Download or read book Lean Out written by Tara Henley and published by Appetite by Random House. This book was released on 2020-03-24 with total page 0 pages. Available in PDF, EPUB and Kindle. Book excerpt: INSTANT NATIONAL BESTSELLER "Travel to the land of Couldn't Be More Timely."--Margaret Atwood on Lean Out, in the West End Phoenix "What begins as one woman's critique of our culture of overwork and productivity ultimately becomes an investigation into our most urgent problems: vast inequality, loneliness, economic precarity, and isolation from the natural world. Henley punctures the myths of the meritocracy in a way few writers have. This is an essential book for our time." --Mandy Len Catron, author of How to Fall in Love with Anyone A deeply personal and informed reflection on the modern world--and why so many feel disillusioned by it. In 2016, journalist Tara Henley was at the top of her game working in Canadian media. She had traveled the world, from Soweto to Bangkok and Borneo to Brooklyn, interviewing authors and community leaders, politicians and Hollywood celebrities. But when she started getting chest pains at her desk in the newsroom, none of that seemed to matter. The health crisis--not cardiac, it turned out, but anxiety--forced her to step off the media treadmill and examine her life and the stressful twenty-first century world around her. Henley was not alone; North America was facing an epidemic of lifestyle-related health problems. And yet, the culture was continually celebrating the elite few who thrived in the always-on work world, those who perpetually leaned in. Henley realized that if we wanted innovative solutions to the wave of burnout and stress-related illness, it was time to talk to those who had leaned out. Part memoir, part travelogue, and part investigation, Lean Out tracks Henley's journey from the heart of the connected city to the fringe communities that surround it. From early retirement enthusiasts in urban British Columbia to moneyless men in rural Ireland, Henley uncovers a parallel track in which everyday citizens are quietly dropping out of the mainstream and reclaiming their lives from overwork. Underlying these disparate movements is a rejection of consumerism, a growing appetite for social contribution, and a quest for meaningful connection in this era of extreme isolation and loneliness. As she connects the dots between anxiety and overwork, Henley confronts the biggest issues of our time.

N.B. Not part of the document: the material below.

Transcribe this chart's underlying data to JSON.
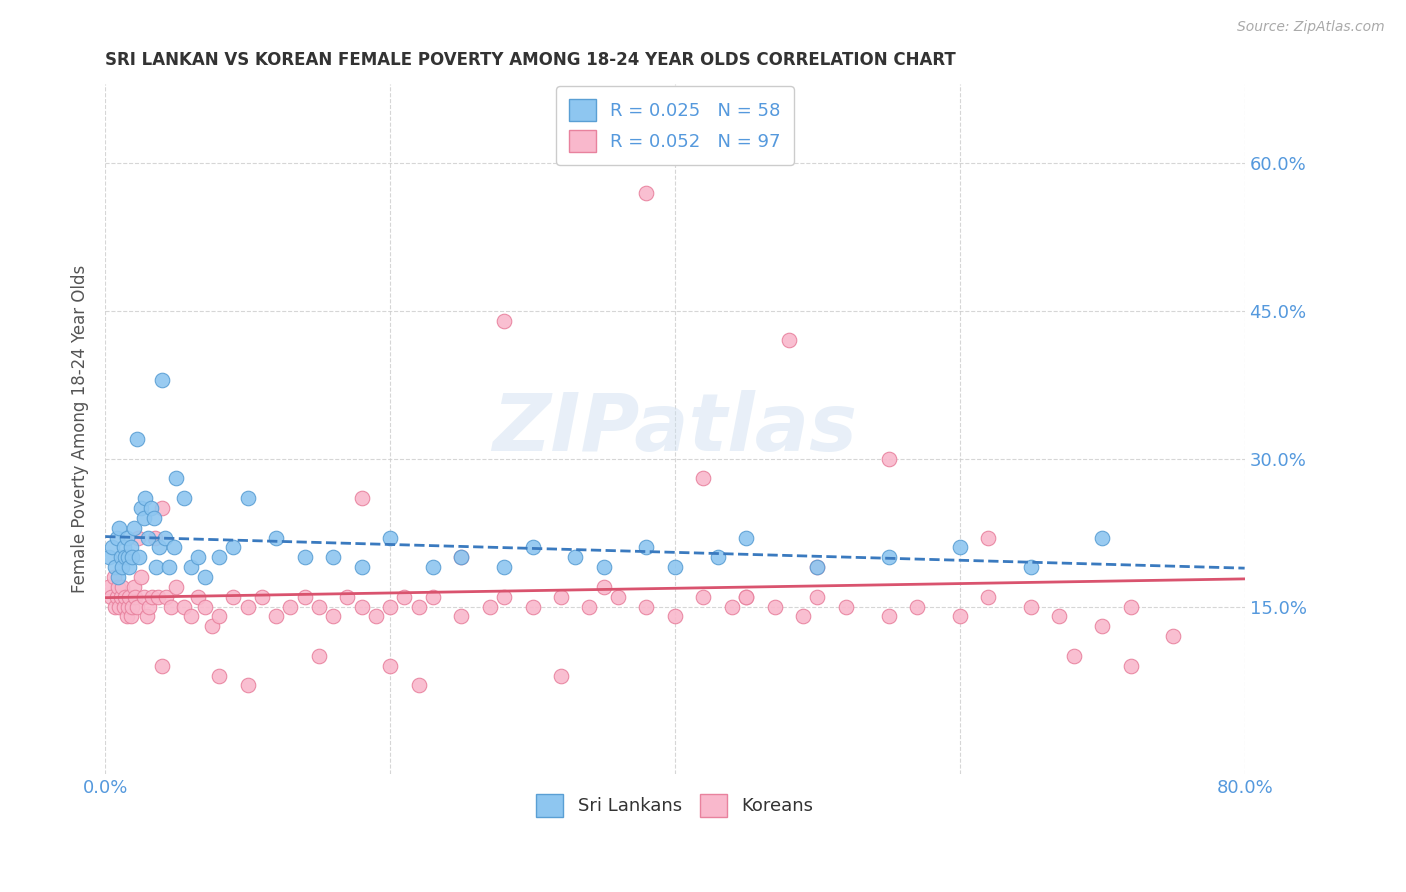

Book Women  Madness and Sin in Early Modern England

Download or read book Women Madness and Sin in Early Modern England written by Katharine Hodgkin and published by Routledge. This book was released on 2017-05-15 with total page 242 pages. Available in PDF, EPUB and Kindle. Book excerpt: A fascinating case study of the complex psychic relationship between religion and madness in early seventeenth-century England, the narrative presented here is a rare, detailed autobiographical account of one woman's experience of mental disorder. The writer, Dionys Fitzherbert, recounts the course of her affliction and recovery and describes various delusions and confusions, concerned with (among other things) her family and her place within it; her relation to religion; and the status of the body, death and immortality. Women, Madness and Sin in Early Modern England presents in modern typography an annotated edition of the author's manuscript of this unusual and compelling text. Also included are prefaces to the narrative written by Fitzherbert and others, and letters written shortly after her mental crisis, which develop her account of the episode. The edition will also give a modernized version of the original text. Katharine Hodgkin supplies a substantial introduction that places this autobiography in the context of current scholarship on early modern women, addressing the overarching issues in the field that this text touches upon. In an appendix to the volume, Hodgkin compares the two versions of the text, considering the grounds for the occasional exclusion or substitution of specific words or passages. Women, Madness and Sin in Early Modern England adds an important new dimension to the field of early modern women studies.